Antique Musical Instruments/Trumpet repair
Expert: Kenton Scott - 5/20/2005
QuestionDear Kenton,
Do you work with modern instruments also? I'm learning to repair instruments on my own, have a Yamaha trumpet I'm practicing (repair work) on. The valves don't work smoothly. I've honed the casings and now they're very smooth and shiny, but there are little vertical scratches on the pistons, and tiny dots of rust on them. How do I deal with that? Also, can you explain the general procedure of valve lapping to me? (I just ordered a valve lapping block from Allied Supply.)
I appreciate your input very much.
Joe Tein
AnswerHi Joe,
>Do you work with modern instruments also?
Yes.
>I'm learning to repair instruments on my own
Well, first you need to decide what the problem is. There is nothing that make you feel quite so foolish as working and working trying to fix problem X, when the real problem is Y. Or worse, yet by trying to fix X you end up doing more damage.
Usually, poorly working valves are the result of some tolerances being too close.

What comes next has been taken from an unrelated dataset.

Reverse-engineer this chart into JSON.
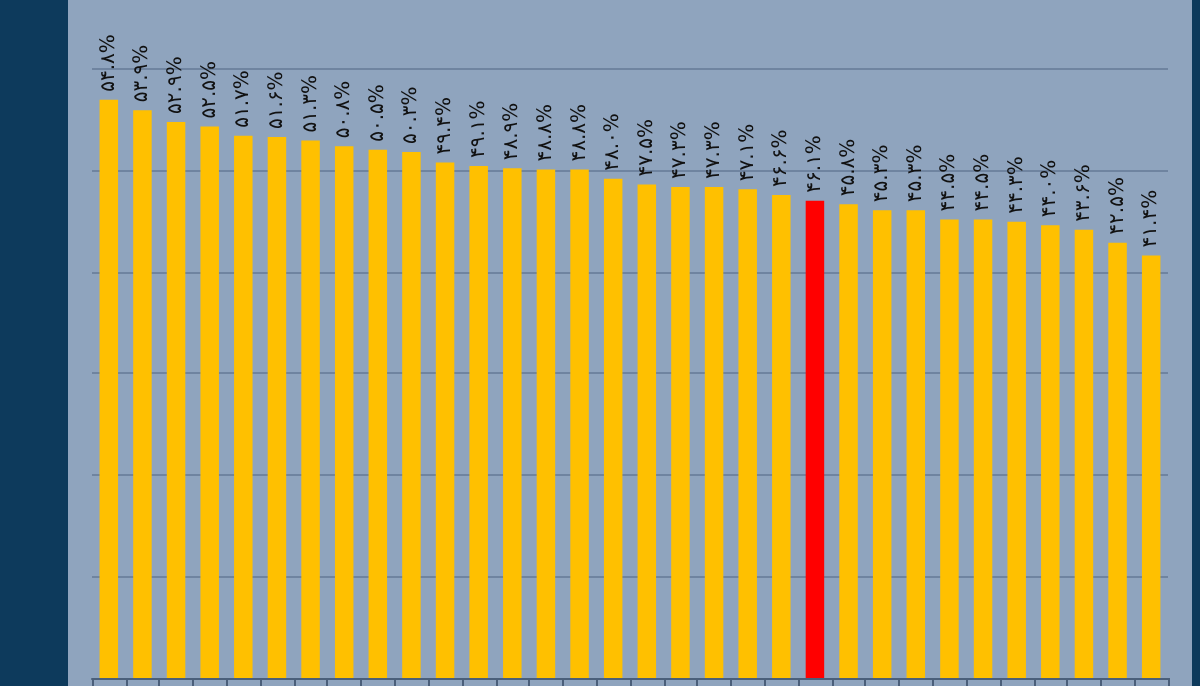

Don't forget to check for the easy things first. Like make sure the stem isn't rubbing on the valve cap, that there is something defective with the spring, or it is just plain dirty.

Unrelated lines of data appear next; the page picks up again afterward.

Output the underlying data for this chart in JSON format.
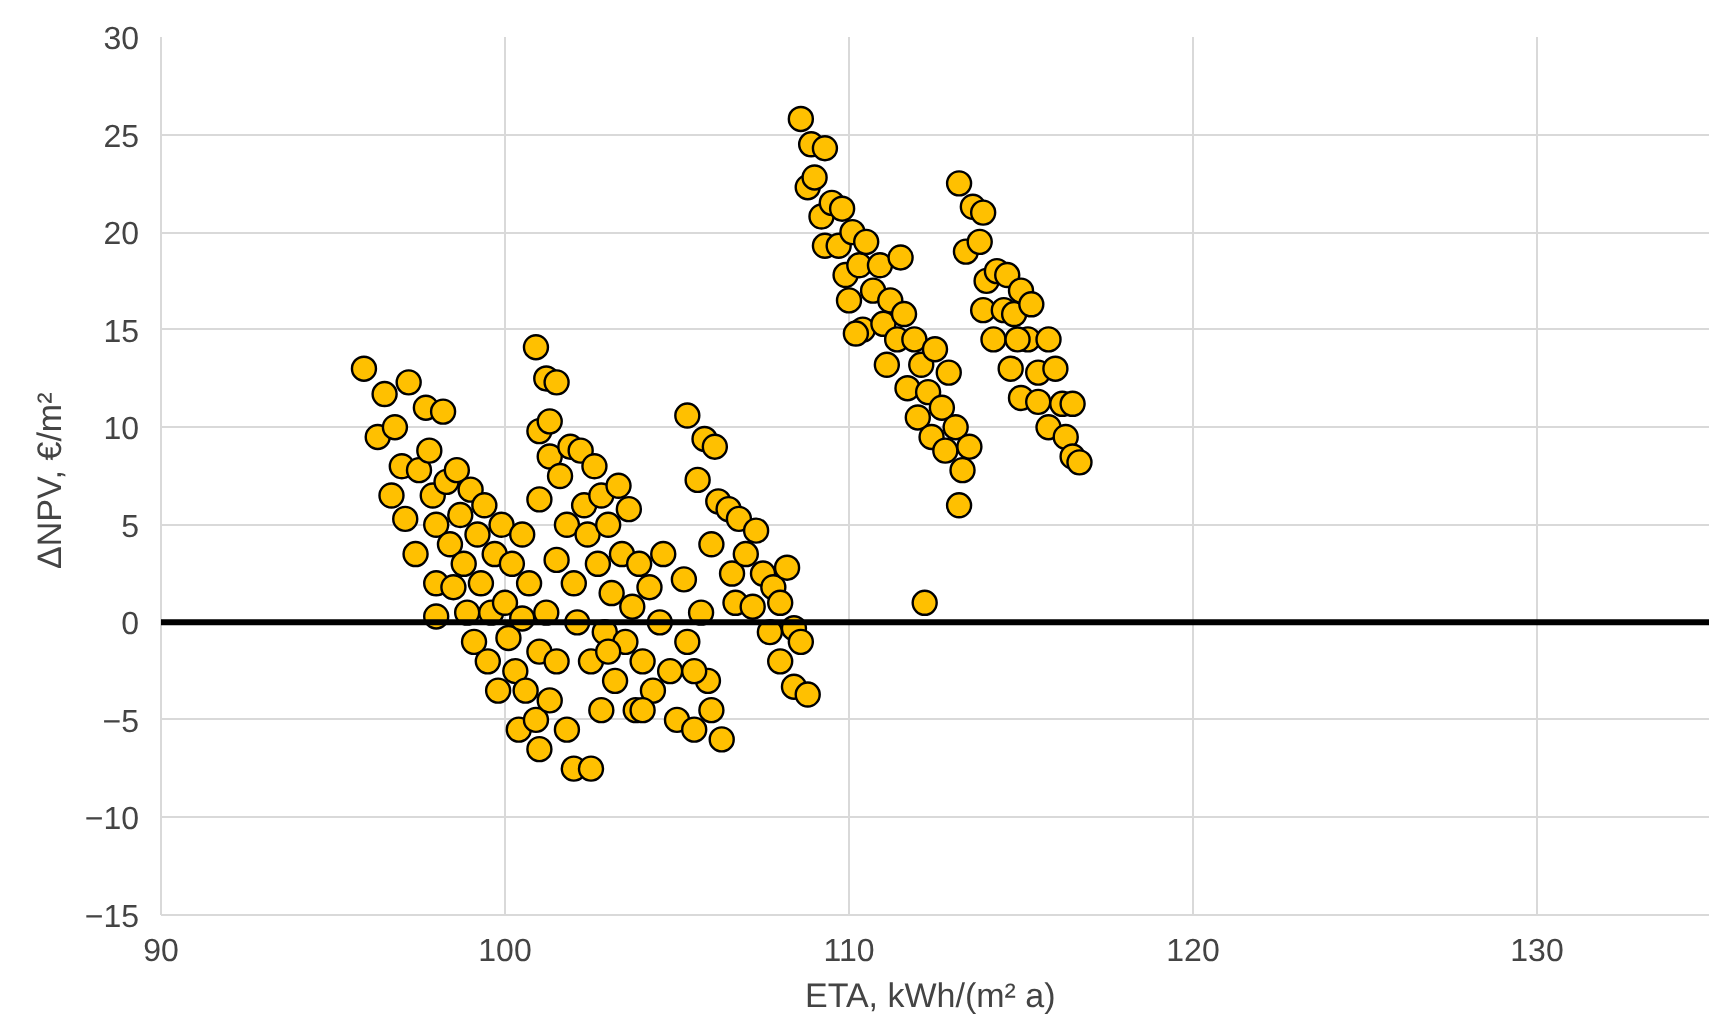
{
  "chart_data": {
    "type": "scatter",
    "xlabel": "ETA,  kWh/(m² a)",
    "ylabel": "ΔNPV,  €/m²",
    "xlim": [
      90,
      135
    ],
    "ylim": [
      -15,
      30
    ],
    "xticks": [
      90,
      100,
      110,
      120,
      130
    ],
    "yticks": [
      -15,
      -10,
      -5,
      0,
      5,
      10,
      15,
      20,
      25,
      30
    ],
    "grid": true,
    "marker": "circle",
    "ref_lines": [
      {
        "axis": "y",
        "value": 0,
        "color": "#000000"
      }
    ],
    "series": [
      {
        "color": "#ffc000",
        "x": [
          95.9,
          96.3,
          96.5,
          96.8,
          96.7,
          97.0,
          97.2,
          97.1,
          97.4,
          97.5,
          97.7,
          97.8,
          97.9,
          98.0,
          98.0,
          98.2,
          98.3,
          98.4,
          98.5,
          98.6,
          98.7,
          98.8,
          98.9,
          99.0,
          99.1,
          99.2,
          99.3,
          99.4,
          99.5,
          99.6,
          99.7,
          99.8,
          99.9,
          100.0,
          100.1,
          100.2,
          100.3,
          100.4,
          100.5,
          100.6,
          100.7,
          100.9,
          101.0,
          100.5,
          98.0,
          100.9,
          101.0,
          101.2,
          101.5,
          101.3,
          101.0,
          101.3,
          101.6,
          101.8,
          101.5,
          101.9,
          102.0,
          102.2,
          102.3,
          102.1,
          102.4,
          102.5,
          102.6,
          102.7,
          102.8,
          102.9,
          103.0,
          103.1,
          103.2,
          103.3,
          103.4,
          103.5,
          103.6,
          103.7,
          103.8,
          103.9,
          104.0,
          104.2,
          104.3,
          104.5,
          104.6,
          104.8,
          105.0,
          105.2,
          105.3,
          105.5,
          101.5,
          101.8,
          102.0,
          102.5,
          101.3,
          101.0,
          102.8,
          104.0,
          101.2,
          103.0,
          105.3,
          105.8,
          106.1,
          105.6,
          106.2,
          106.0,
          106.5,
          106.6,
          106.8,
          107.0,
          106.7,
          107.3,
          107.2,
          107.5,
          107.8,
          107.7,
          108.0,
          108.2,
          108.0,
          108.4,
          108.4,
          108.8,
          108.6,
          106.3,
          105.9,
          106.0,
          105.5,
          105.7,
          108.6,
          108.9,
          109.3,
          108.8,
          109.0,
          109.2,
          109.5,
          109.8,
          109.3,
          109.7,
          109.9,
          110.1,
          110.3,
          110.0,
          110.5,
          110.7,
          110.4,
          110.9,
          111.0,
          111.2,
          111.4,
          111.1,
          111.6,
          111.7,
          111.9,
          112.0,
          112.1,
          112.3,
          112.5,
          112.4,
          112.7,
          112.9,
          112.8,
          113.1,
          113.3,
          113.2,
          113.5,
          112.2,
          111.5,
          110.2,
          113.2,
          113.6,
          113.9,
          113.4,
          113.8,
          114.0,
          114.3,
          114.6,
          113.9,
          114.2,
          114.5,
          114.8,
          115.0,
          115.3,
          114.7,
          115.2,
          115.5,
          115.0,
          115.8,
          116.0,
          115.5,
          116.2,
          115.8,
          116.3,
          116.5,
          116.7,
          116.5,
          114.9
        ],
        "values": [
          13.0,
          9.5,
          11.7,
          10.0,
          6.5,
          8.0,
          12.3,
          5.3,
          3.5,
          7.8,
          11.0,
          8.8,
          6.5,
          5.0,
          2.0,
          10.8,
          7.2,
          4.0,
          1.8,
          7.8,
          5.5,
          3.0,
          0.5,
          6.8,
          -1.0,
          4.5,
          2.0,
          6.0,
          -2.0,
          0.5,
          3.5,
          -3.5,
          5.0,
          1.0,
          -0.8,
          3.0,
          -2.5,
          -5.5,
          0.2,
          -3.5,
          2.0,
          -5.0,
          -1.5,
          4.5,
          0.3,
          14.1,
          9.8,
          12.5,
          12.3,
          10.3,
          6.3,
          8.5,
          7.5,
          5.0,
          3.2,
          9.0,
          2.0,
          8.8,
          6.0,
          0.0,
          4.5,
          -2.0,
          8.0,
          3.0,
          6.5,
          -0.5,
          5.0,
          1.5,
          -3.0,
          7.0,
          3.5,
          -1.0,
          5.8,
          0.8,
          -4.5,
          3.0,
          -2.0,
          1.8,
          -3.5,
          0.0,
          3.5,
          -2.5,
          -5.0,
          2.2,
          -1.0,
          -5.5,
          -2.0,
          -5.5,
          -7.5,
          -7.5,
          -4.0,
          -6.5,
          -4.5,
          -4.5,
          0.5,
          -1.5,
          10.6,
          9.4,
          9.0,
          7.3,
          6.2,
          4.0,
          5.8,
          2.5,
          5.3,
          3.5,
          1.0,
          4.7,
          0.8,
          2.5,
          1.8,
          -0.5,
          1.0,
          2.8,
          -2.0,
          -0.3,
          -3.3,
          -3.7,
          -1.0,
          -6.0,
          -3.0,
          -4.5,
          -2.5,
          0.5,
          25.8,
          24.5,
          24.3,
          22.3,
          22.8,
          20.8,
          21.5,
          21.2,
          19.3,
          19.3,
          17.8,
          20.0,
          18.3,
          16.5,
          19.5,
          17.0,
          15.0,
          18.3,
          15.3,
          16.5,
          14.5,
          13.2,
          15.8,
          12.0,
          14.5,
          10.5,
          13.2,
          11.8,
          14.0,
          9.5,
          11.0,
          12.8,
          8.8,
          10.0,
          7.8,
          6.0,
          9.0,
          1.0,
          18.7,
          14.8,
          22.5,
          21.3,
          21.0,
          19.0,
          19.5,
          17.5,
          18.0,
          17.8,
          16.0,
          14.5,
          16.0,
          15.8,
          17.0,
          16.3,
          13.0,
          14.5,
          12.8,
          11.5,
          14.5,
          13.0,
          11.3,
          11.2,
          10.0,
          9.5,
          8.5,
          8.2,
          11.2,
          14.5
        ]
      }
    ]
  }
}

Then you need to determine whether the problem is in the casing or the valve. An easy way to check that on modern horns is to swap valves. A defective valve will show similar probems in each casing and a defective casing will show the same problem with different valves. Also consider the possibility that both the casing and the valve are damaged.

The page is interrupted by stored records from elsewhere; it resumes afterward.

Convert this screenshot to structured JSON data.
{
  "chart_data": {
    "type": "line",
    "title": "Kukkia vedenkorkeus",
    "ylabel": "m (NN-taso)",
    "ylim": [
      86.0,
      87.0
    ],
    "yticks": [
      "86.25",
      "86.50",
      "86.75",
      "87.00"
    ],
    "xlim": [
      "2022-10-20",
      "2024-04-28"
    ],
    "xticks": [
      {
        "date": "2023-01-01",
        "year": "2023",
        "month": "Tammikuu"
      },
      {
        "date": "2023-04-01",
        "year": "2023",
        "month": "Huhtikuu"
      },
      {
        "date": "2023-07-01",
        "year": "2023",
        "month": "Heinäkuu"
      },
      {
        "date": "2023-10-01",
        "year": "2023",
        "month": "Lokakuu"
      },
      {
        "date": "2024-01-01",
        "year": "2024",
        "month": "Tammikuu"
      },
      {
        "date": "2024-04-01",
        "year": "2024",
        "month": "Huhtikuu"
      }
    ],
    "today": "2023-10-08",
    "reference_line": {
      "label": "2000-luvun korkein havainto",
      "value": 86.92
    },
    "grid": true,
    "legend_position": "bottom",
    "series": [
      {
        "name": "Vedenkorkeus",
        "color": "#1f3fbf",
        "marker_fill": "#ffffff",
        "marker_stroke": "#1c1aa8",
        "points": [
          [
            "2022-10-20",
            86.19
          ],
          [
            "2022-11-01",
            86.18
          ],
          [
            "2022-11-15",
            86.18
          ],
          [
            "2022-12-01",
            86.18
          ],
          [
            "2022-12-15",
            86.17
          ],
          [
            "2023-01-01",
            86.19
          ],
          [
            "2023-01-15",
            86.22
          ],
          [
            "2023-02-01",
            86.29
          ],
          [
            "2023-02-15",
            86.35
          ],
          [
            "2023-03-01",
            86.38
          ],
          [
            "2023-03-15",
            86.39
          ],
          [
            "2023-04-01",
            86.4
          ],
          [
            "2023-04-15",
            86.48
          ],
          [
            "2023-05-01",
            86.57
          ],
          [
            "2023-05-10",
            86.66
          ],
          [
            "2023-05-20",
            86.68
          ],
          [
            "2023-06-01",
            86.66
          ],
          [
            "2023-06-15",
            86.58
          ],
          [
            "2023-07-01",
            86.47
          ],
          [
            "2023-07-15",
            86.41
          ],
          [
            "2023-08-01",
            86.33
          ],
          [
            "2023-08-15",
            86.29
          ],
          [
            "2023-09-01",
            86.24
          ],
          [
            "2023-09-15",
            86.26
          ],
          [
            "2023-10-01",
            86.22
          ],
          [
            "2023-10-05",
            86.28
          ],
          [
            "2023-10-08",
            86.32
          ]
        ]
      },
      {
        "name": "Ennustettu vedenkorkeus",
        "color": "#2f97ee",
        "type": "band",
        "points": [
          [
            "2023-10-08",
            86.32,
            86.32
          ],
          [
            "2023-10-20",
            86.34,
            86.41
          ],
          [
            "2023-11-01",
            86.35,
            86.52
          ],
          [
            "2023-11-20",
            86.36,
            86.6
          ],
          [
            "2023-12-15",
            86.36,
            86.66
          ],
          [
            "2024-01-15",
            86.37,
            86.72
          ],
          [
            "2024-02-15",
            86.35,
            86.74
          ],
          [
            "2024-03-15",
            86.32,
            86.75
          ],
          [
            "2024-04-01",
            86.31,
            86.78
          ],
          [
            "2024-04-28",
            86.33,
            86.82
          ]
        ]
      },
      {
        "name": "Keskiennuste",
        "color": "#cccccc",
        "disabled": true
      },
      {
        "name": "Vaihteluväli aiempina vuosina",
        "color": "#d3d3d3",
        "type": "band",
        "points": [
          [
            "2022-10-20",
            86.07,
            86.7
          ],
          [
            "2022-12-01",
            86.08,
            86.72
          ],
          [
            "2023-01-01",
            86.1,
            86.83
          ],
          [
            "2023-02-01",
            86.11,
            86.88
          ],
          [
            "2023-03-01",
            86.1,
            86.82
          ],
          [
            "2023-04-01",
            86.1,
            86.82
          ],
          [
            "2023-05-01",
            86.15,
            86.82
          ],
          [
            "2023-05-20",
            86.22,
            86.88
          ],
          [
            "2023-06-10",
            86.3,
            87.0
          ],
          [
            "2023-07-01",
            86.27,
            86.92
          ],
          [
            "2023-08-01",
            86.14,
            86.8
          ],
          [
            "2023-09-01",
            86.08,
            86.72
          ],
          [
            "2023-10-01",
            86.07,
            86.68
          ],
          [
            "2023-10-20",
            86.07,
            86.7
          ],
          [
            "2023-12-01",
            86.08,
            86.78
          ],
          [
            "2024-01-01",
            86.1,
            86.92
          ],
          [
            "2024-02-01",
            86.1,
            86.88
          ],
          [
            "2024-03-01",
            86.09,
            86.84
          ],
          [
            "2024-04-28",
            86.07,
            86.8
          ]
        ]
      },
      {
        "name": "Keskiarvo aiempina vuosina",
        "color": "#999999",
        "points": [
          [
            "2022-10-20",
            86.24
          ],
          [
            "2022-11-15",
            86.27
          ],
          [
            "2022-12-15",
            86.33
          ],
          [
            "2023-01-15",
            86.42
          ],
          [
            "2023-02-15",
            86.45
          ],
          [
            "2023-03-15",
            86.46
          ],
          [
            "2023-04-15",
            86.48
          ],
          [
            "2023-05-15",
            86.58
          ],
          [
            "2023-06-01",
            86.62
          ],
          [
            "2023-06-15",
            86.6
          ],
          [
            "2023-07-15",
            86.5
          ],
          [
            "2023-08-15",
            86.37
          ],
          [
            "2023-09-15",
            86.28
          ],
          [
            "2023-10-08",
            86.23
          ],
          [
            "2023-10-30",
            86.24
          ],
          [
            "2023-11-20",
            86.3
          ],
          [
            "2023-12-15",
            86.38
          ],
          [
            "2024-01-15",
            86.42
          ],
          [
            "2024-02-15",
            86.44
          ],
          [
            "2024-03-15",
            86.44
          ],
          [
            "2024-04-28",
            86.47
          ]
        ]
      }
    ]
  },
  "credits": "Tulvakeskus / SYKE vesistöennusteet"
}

Do you have the Ferree's catalog? In there they have casing mandrels and valve sleeves that can help you get casings and valves undented and round again.
The last thing on the list is lapping. I assume that the block you ordered from Allied is one of those wooden ones with the hinge. I have one of those too, but have never actually used it. I think it is best suited to rough work.
Allied adjustable valve casing laps are good for smoothing out casings, but for the piston, I think simply working in the casing is the best.
Smear lapping compound on the piston and start working the valve in its casing. It will be removing material where the tolerances are too close. Just keep working it till you don't feel the drag any more. I have a dowel rod I will use to push up from the bottom of the casing and I have a piece of flat bar with a hole in the center to put under the valve button, if it is a little to stiff to do comforably otherwise. Be careful you don't dent the valve with the dowel rod. (I broke the bottom out of one one time.) [If the valve is that stiff, you better go back a step or two.]